Мелвилл очень любил кабинет Сесила со множеством огромных шкафов, набитых книгами, красивыми канделябрами, множеством хорошо очиненных перьев в бронзовой подставке (зная эту любовь, Сесил всегда давал их запас с собой), красивыми часами и резным камином с двумя креслами перед ним. Одно – неизменно хозяина, а во втором располагался гость, с которым Сесил решил поговорить. В тот кабинет попадали далеко не все. Убедившись, что в нем ничего не изменилось со времени последнего посещения, Мелвилл усмехнулся.
– Что? – вскинул на него умные, чуть грустные глаза канцлер.
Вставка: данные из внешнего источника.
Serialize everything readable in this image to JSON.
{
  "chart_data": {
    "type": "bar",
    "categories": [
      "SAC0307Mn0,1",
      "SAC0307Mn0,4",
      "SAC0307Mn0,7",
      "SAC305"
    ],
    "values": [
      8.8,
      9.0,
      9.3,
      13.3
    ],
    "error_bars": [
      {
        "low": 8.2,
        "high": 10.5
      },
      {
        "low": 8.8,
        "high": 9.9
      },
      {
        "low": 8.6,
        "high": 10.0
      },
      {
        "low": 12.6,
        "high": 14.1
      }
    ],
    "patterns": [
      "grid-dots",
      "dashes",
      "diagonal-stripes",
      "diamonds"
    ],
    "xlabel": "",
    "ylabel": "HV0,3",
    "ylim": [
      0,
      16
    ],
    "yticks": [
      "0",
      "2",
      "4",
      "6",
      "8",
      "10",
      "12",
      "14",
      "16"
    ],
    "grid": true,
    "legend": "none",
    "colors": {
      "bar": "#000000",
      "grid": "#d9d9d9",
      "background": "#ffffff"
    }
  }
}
Его глаза были уникальны, но не своими размерами, цветом или формой, а выражением. Сесил словно чуть укоризненно о чем-то вопрошал собеседника. Причем смотрел так доброжелательно, что хотелось немедленно в чем-то покаяться. Канцлер умел подолгу не отводить глаз, и собеседник начинал искать свою вину, рассказывая то, чего не следовало бы говорить. Мелвилл знал, что Елизавета однажды посмеялась, мол, если бы Сесил допрашивал преступников, то они сами безо всякого следствия уже через день рассказали бы и о том, чего никогда не совершали.